È stato un punto di svolta. Avevo poco più di trent’anni, e dopo tanti lavori off-off Broadway, la chiamata dei Coen è arrivata come un fulmine. Non parlavano molto, ma ti dirigevano con assoluta precisione estetica. Ogni colore, ogni pausa era voluta. Mi hanno fatto capire che a volte il cinema si fa con l’invisibile. Ero un’attrice alle prime armi e venivo da anni di rifiuti. Miller’s Crossing è stato il mio primo grande film, e il primo a darmi la sensazione che ce l’avrei potuta fare davvero.
Cosa si porta via da Ischia?
Un senso di pienezza. Questo festival ti ricorda che il cinema è luce, è paesaggio, è respiro. Qui tutto ti invita a rallentare, ad ascoltare. È come se l’isola dicesse: racconta. E io voglio farlo ancora, con nuovi occhi. Credo che l’arte abbia bisogno di tempo per essere capita, proprio come i personaggi che interpreti.
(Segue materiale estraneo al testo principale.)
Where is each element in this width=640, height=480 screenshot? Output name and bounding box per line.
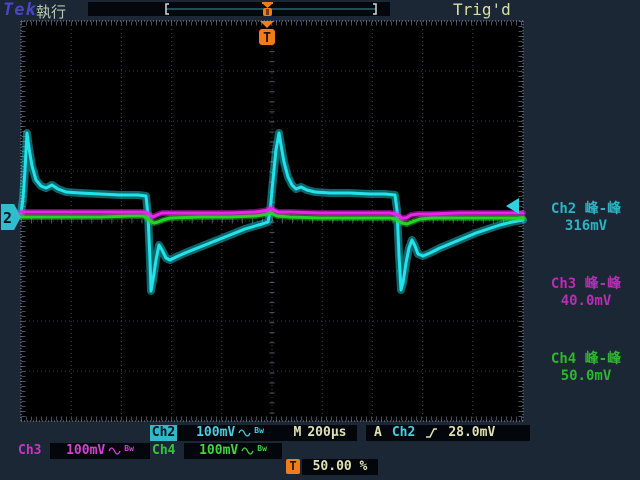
timebase-value: 200μs xyxy=(307,425,346,441)
measurement-label: Ch4 峰-峰 xyxy=(531,351,640,368)
acquisition-trigger-marker-icon[interactable] xyxy=(262,2,273,16)
trigger-level-value: 28.0mV xyxy=(448,425,495,441)
trigger-marker-letter: T xyxy=(263,31,271,46)
ch2-scale-readout[interactable]: 100mV Bw xyxy=(177,425,283,441)
rising-edge-icon xyxy=(425,427,438,439)
measurement-value: 316mV xyxy=(531,218,640,235)
ch3-scale-readout[interactable]: 100mV Bw xyxy=(50,443,150,459)
channel2-reference-number: 2 xyxy=(3,209,12,227)
ch2-scale-badge[interactable]: Ch2 xyxy=(150,425,177,441)
trigger-readout[interactable]: A Ch2 28.0mV xyxy=(366,425,530,441)
ch2-scale-value: 100mV xyxy=(196,425,235,441)
acquisition-status: 執行 xyxy=(36,1,66,22)
trigger-position-marker-icon[interactable]: T xyxy=(259,21,275,46)
graticule-display: T 2 xyxy=(0,0,640,480)
measurement-label: Ch3 峰-峰 xyxy=(531,276,640,293)
measurement-ch4-pkpk: Ch4 峰-峰 50.0mV xyxy=(531,351,640,385)
trigger-position-icon[interactable]: T xyxy=(286,459,300,474)
trigger-mode: A xyxy=(374,425,382,441)
timebase-readout[interactable]: M 200μs xyxy=(283,425,357,441)
measurement-value: 50.0mV xyxy=(531,368,640,385)
trigger-position-value: 50.00 % xyxy=(313,459,368,475)
ch4-scale-readout[interactable]: 100mV Bw xyxy=(184,443,282,459)
brand-logo: Tek xyxy=(3,0,37,20)
bandwidth-limit-icon: Bw xyxy=(257,441,267,459)
window-left-bracket-icon xyxy=(166,4,169,14)
timebase-label: M xyxy=(294,425,302,441)
trigger-position-readout[interactable]: 50.00 % xyxy=(302,459,378,475)
measurement-ch2-pkpk: Ch2 峰-峰 316mV xyxy=(531,201,640,235)
acquisition-bar-background xyxy=(88,2,390,16)
trigger-level-arrow-icon[interactable] xyxy=(506,198,519,214)
ac-coupling-icon xyxy=(238,428,251,438)
channel2-reference-marker[interactable]: 2 xyxy=(1,204,21,230)
measurement-ch3-pkpk: Ch3 峰-峰 40.0mV xyxy=(531,276,640,310)
waveform-traces xyxy=(21,133,523,291)
ac-coupling-icon xyxy=(241,446,254,456)
trigger-source: Ch2 xyxy=(392,425,415,441)
window-right-bracket-icon xyxy=(373,4,376,14)
trigger-status: Trig'd xyxy=(453,0,511,19)
measurement-value: 40.0mV xyxy=(531,293,640,310)
ch4-scale-badge[interactable]: Ch4 xyxy=(152,443,175,459)
measurement-label: Ch2 峰-峰 xyxy=(531,201,640,218)
acquisition-bar xyxy=(88,2,390,16)
ac-coupling-icon xyxy=(108,446,121,456)
ch3-scale-badge[interactable]: Ch3 xyxy=(18,443,41,459)
ch3-scale-value: 100mV xyxy=(66,443,105,459)
bandwidth-limit-icon: Bw xyxy=(124,441,134,459)
bandwidth-limit-icon: Bw xyxy=(254,423,264,441)
graticule-background xyxy=(21,21,523,421)
graticule-grid xyxy=(21,21,523,421)
oscilloscope-screen: T 2 Tek 執行 Trig'd Ch2 峰-峰 316mV Ch3 峰-峰 … xyxy=(0,0,640,480)
ch4-scale-value: 100mV xyxy=(199,443,238,459)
Ultima domanda. Cosa significa per lei, oggi, essere un’attrice?
Significa dire la verità. Anche quando è scomoda, anche quando fa male. Il nostro mestiere non è essere visti, ma vedere. Riconoscere qualcosa di vero, anche piccolo, anche fragile, e restituirlo. E se qualcuno – in sala, a casa, sullo schermo – si sente riconosciuto… allora sì, tutto ha senso.